Satu-satunya yang gelisah adalah Naoya Hashimoto. Ia tidak tahu bagaimana cara Shinmei Kanazawa, tapi ia sadar bahwa setelah sampai di sini dan mencoba mendekati teman-temannya untuk membicarakan pemungutan suara, semuanya menolak dengan dingin.
Teman-teman sudah membuat pilihan mereka sendiri.
Chiemi Honda dan Mami Shirokawa, dua siswi yang bertugas menghitung suara, dengan mudah membedakan suara satu per satu dari belasan surat suara.
“Seperti yang kuduga, aku tetap menang!” Kana Ueda memandang hasil pemungutan suara, dari 14 suara, ia memperoleh 9 suara, sementara Naoya Hashimoto mendapat 5 suara. Bagaimanapun juga, hasilnya sudah jelas, pemenangnya adalah dia.

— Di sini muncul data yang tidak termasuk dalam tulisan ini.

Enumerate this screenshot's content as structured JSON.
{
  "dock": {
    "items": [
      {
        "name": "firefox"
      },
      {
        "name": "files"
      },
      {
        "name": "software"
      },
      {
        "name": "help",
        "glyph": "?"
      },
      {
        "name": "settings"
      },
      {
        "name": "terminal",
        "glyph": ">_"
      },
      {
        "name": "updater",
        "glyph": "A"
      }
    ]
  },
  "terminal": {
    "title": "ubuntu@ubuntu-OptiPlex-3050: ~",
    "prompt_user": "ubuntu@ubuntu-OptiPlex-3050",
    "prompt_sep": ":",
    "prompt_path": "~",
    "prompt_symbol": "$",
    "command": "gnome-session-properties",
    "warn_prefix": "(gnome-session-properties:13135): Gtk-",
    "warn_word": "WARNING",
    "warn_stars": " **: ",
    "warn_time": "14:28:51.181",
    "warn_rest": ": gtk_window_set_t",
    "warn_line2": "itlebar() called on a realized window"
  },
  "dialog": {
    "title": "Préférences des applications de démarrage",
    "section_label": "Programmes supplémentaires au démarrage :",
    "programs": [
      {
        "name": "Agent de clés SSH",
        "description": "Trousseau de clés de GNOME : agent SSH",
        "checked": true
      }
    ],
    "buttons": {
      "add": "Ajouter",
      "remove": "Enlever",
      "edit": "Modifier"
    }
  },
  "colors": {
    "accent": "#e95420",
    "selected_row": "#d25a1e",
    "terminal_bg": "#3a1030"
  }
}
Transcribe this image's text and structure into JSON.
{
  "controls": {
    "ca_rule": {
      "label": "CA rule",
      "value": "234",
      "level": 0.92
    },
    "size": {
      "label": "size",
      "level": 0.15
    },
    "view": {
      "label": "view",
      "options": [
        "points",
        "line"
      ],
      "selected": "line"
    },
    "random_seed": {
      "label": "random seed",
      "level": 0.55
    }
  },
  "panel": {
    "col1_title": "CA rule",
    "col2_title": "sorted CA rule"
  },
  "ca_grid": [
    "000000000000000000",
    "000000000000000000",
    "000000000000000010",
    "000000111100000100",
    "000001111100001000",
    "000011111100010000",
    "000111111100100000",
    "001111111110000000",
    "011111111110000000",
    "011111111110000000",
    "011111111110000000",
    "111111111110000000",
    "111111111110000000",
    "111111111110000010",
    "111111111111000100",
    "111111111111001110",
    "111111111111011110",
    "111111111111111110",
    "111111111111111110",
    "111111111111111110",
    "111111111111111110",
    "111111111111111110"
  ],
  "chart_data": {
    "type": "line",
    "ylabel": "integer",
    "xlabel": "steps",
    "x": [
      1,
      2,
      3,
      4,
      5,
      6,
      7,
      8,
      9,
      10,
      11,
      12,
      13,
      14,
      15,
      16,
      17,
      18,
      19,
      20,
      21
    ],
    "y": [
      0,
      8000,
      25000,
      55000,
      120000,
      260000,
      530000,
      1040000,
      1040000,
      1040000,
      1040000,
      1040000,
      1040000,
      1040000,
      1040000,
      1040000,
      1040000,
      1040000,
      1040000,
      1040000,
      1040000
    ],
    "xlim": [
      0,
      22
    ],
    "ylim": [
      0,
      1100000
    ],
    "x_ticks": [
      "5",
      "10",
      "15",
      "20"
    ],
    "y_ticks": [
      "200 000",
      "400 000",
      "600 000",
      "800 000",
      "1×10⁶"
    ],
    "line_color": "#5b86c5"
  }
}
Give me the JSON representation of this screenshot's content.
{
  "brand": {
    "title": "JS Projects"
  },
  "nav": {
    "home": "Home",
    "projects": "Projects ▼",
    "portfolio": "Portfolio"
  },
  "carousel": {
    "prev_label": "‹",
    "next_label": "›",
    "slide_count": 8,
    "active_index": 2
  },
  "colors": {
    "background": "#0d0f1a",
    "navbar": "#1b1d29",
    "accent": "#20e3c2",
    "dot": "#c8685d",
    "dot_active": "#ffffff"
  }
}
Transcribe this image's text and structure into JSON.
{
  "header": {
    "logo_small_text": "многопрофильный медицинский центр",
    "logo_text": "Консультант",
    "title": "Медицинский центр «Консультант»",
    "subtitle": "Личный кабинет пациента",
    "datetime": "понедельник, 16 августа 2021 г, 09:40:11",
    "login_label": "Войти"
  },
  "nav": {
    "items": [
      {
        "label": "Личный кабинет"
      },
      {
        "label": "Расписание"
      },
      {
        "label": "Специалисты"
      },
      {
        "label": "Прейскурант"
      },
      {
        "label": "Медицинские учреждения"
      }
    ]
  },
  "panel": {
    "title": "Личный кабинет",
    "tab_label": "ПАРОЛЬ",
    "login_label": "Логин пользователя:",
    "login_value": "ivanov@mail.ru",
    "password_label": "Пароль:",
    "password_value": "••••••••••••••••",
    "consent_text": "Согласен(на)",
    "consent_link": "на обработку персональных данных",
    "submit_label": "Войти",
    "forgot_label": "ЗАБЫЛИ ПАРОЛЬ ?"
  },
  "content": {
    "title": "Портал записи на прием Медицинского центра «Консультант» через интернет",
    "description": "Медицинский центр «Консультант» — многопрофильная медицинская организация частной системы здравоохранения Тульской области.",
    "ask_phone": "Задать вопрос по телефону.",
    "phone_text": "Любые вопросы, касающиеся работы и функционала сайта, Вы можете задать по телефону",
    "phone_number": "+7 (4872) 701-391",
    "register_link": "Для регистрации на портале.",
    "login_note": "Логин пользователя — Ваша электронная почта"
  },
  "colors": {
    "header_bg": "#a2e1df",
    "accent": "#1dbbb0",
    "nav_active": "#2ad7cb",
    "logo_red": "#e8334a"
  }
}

Di depan taman bunga Taman Kabupaten, Kana Ueda memegang hasil suara sambil tertawa terbahak-bahak. Setelah mengirim pesan tengah malam, ia sempat ketakutan, lalu bangun dan mulai mencari dukungan, menawarkan banyak janji, melakukan banyak pengorbanan, namun hasilnya menggembirakan—ia tidak perlu mati.
“Mengapa... mengapa...” Shinmei Kanazawa memegang ponselnya, matanya membelalak.
Ia sudah mengirim pesan massal tepat sebelum pemungutan suara. Isi pesannya: [Aku Shinmei Kanazawa. Aku menemukan cara untuk keluar dari permainan Raja, tapi cara ini hanya bisa membawa lima orang. Saat ini aku hanya mengirim pesan ini ke XX dan kamu. Jika kamu mau memberikan suara pada Naoya, aku akan membawamu pergi.]
Ini adalah trik penipuan. Dengan cara ini, siswa yang baru menerima pesan pasti akan mengalihkan suara ke Naoya Hashimoto, sehingga ia bisa selamat.
Tapi, meski sudah melakukan ini, teman-teman tetap memberikan suara pada Kana Ueda. Kenapa?
“Ding ding dong...” “Ding ding dong...” Deretan pesan masuk.
Siswa-siswa kelas membuka ponsel dan membaca pesan, lalu menatap Shinmei Kanazawa dengan ekspresi aneh.
“Sialan!” Shinmei Kanazawa akhirnya tahu penyebabnya. Bukan salahnya, tapi masalah ada pada operator telekomunikasi Jepang yang menyebalkan. Operator itu membuat pesan terlambat sampai, menggagalkan rencananya dan membahayakan Naoya!
Naoya Hashimoto tampak pucat, bergetar di tepi taman bunga, menanti ajal.
“Shinmei, metode apa yang kamu temukan untuk membawa semua orang keluar dari permainan Raja? Bisakah kamu mengumumkannya?” Mami Shirokawa memegang ponsel, menatap Shinmei Kanazawa dengan nada marah, “Jika benar ada cara keluar bersama... kenapa kamu masih menyembunyikannya?”
Total enam belas siswa, Chiemi Honda di sisi lain kebingungan, Naoya Hashimoto semakin gemetar di sudut, sementara Shinmei Kanazawa menghadapi belasan siswa, mengangkat kedua tangan dan berteriak, “Bukan aku, aku tidak melakukannya, bukan aku...”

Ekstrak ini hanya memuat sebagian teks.